According to Microsoft’s Peter Lee, bringing a single new medicine to market can take over a decade and cost up to US$2.6 billion. Novartis CEO Vas Narasimhan believes that the new partnership with Microsoft could help remedy some of the many thousands of diseases that are currently uncurable, particularly through effective data analysis.
A central part of the collaboration effort is to enable Novartis associates across the whole drug development process to use AI to unlock the insights from the vast amounts of data. Connecting disparate systems that contain unstructured data like research lab notes, medical journal articles and clinical trial results is key to reaching this.
Through the partnership, associates working on new problems and developing new AI models, will build on each other’s work. “The result?” said Lee, corporate vice president of Microsoft Healthcare. “Pervasive intelligence that spans the company and reaches across the entire drug discovery process, improving Novartis’ ability to find answers to some of the world’s most pressing health challenges.”

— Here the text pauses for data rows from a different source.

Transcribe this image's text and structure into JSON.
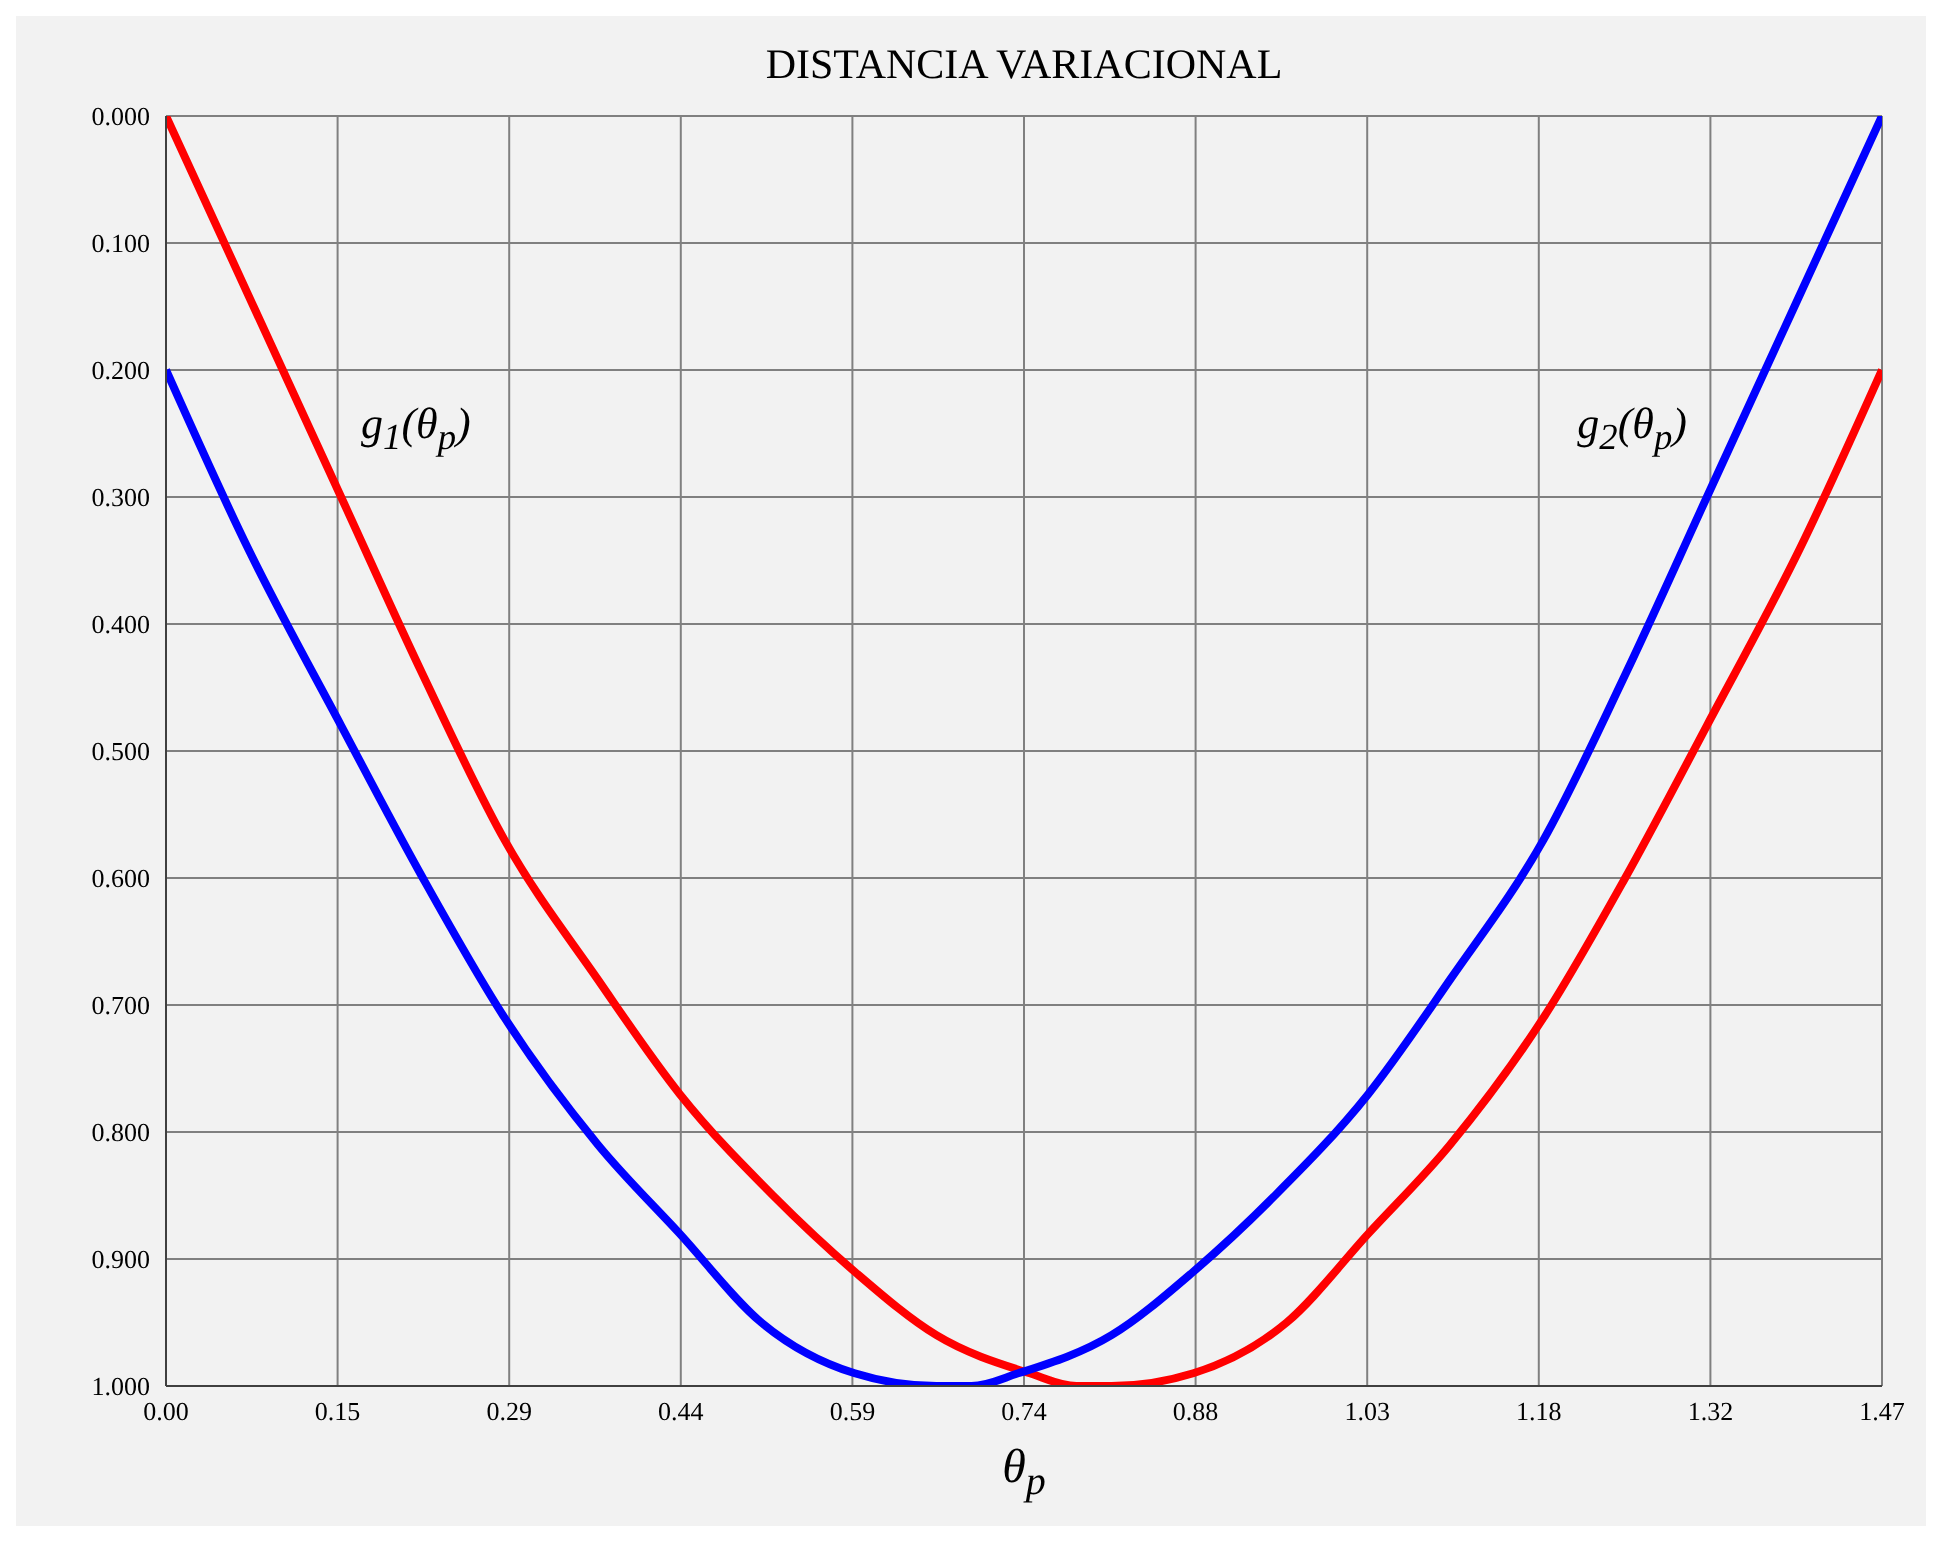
{
  "chart_data": {
    "type": "line",
    "title": "DISTANCIA VARIACIONAL",
    "xlabel": "θ$_{p}$",
    "xlim": [
      0,
      1.47
    ],
    "ylim": [
      1,
      0
    ],
    "xticks": [
      {
        "value": 0,
        "label": "0.00"
      },
      {
        "value": 0.147,
        "label": "0.15"
      },
      {
        "value": 0.294,
        "label": "0.29"
      },
      {
        "value": 0.441,
        "label": "0.44"
      },
      {
        "value": 0.588,
        "label": "0.59"
      },
      {
        "value": 0.735,
        "label": "0.74"
      },
      {
        "value": 0.882,
        "label": "0.88"
      },
      {
        "value": 1.029,
        "label": "1.03"
      },
      {
        "value": 1.176,
        "label": "1.18"
      },
      {
        "value": 1.323,
        "label": "1.32"
      },
      {
        "value": 1.47,
        "label": "1.47"
      }
    ],
    "yticks": [
      {
        "value": 0,
        "label": "0.000"
      },
      {
        "value": 0.1,
        "label": "0.100"
      },
      {
        "value": 0.2,
        "label": "0.200"
      },
      {
        "value": 0.3,
        "label": "0.300"
      },
      {
        "value": 0.4,
        "label": "0.400"
      },
      {
        "value": 0.5,
        "label": "0.500"
      },
      {
        "value": 0.6,
        "label": "0.600"
      },
      {
        "value": 0.7,
        "label": "0.700"
      },
      {
        "value": 0.8,
        "label": "0.800"
      },
      {
        "value": 0.9,
        "label": "0.900"
      },
      {
        "value": 1,
        "label": "1.000"
      }
    ],
    "grid": true,
    "line_style": "solid",
    "series": [
      {
        "name": "g$_{1}$(θ$_{p}$)",
        "color": "#ff0000",
        "x": [
          0,
          0.075,
          0.15,
          0.22,
          0.29,
          0.37,
          0.44,
          0.52,
          0.59,
          0.66,
          0.74,
          0.78,
          0.81,
          0.88,
          0.96,
          1.03,
          1.1,
          1.18,
          1.25,
          1.32,
          1.4,
          1.47
        ],
        "values": [
          0,
          0.15,
          0.3,
          0.44,
          0.57,
          0.68,
          0.77,
          0.85,
          0.91,
          0.96,
          0.99,
          1.0,
          1.0,
          0.99,
          0.95,
          0.88,
          0.81,
          0.71,
          0.6,
          0.48,
          0.34,
          0.2
        ]
      },
      {
        "name": "g$_{2}$(θ$_{p}$)",
        "color": "#0000ff",
        "x": [
          0,
          0.07,
          0.15,
          0.22,
          0.29,
          0.37,
          0.44,
          0.51,
          0.59,
          0.66,
          0.69,
          0.73,
          0.81,
          0.88,
          0.95,
          1.03,
          1.1,
          1.18,
          1.25,
          1.32,
          1.395,
          1.47
        ],
        "values": [
          0.2,
          0.34,
          0.48,
          0.6,
          0.71,
          0.81,
          0.88,
          0.95,
          0.99,
          1.0,
          1.0,
          0.99,
          0.96,
          0.91,
          0.85,
          0.77,
          0.68,
          0.57,
          0.44,
          0.3,
          0.15,
          0
        ]
      }
    ]
  }
}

Data scientists from Microsoft Research and research teams from Novartis will also investigate how AI can help unlock transformational new approaches in three specific areas: personalised treatment for macular degeneration – a leading cause of irreversible blindness; manufacturing new gene and cell therapies more efficiently, with an initial focus on acute lymphoblastic leukemia; and accelerating the medicine design process by using neural networks developed by Microsoft to automatically generate, screen and select promising molecules.
“With the depth and breadth of knowledge that Novartis offers in bioscience and Microsoft’s unmatched expertise in computer science and AI, we have a unique opportunity to reinvent the way new medicines are created,” said Lee. “Through this process, we believe we can help lead the way forward toward a world where high-quality treatment and care is significantly more personal, more effective, more affordable and more accessible.”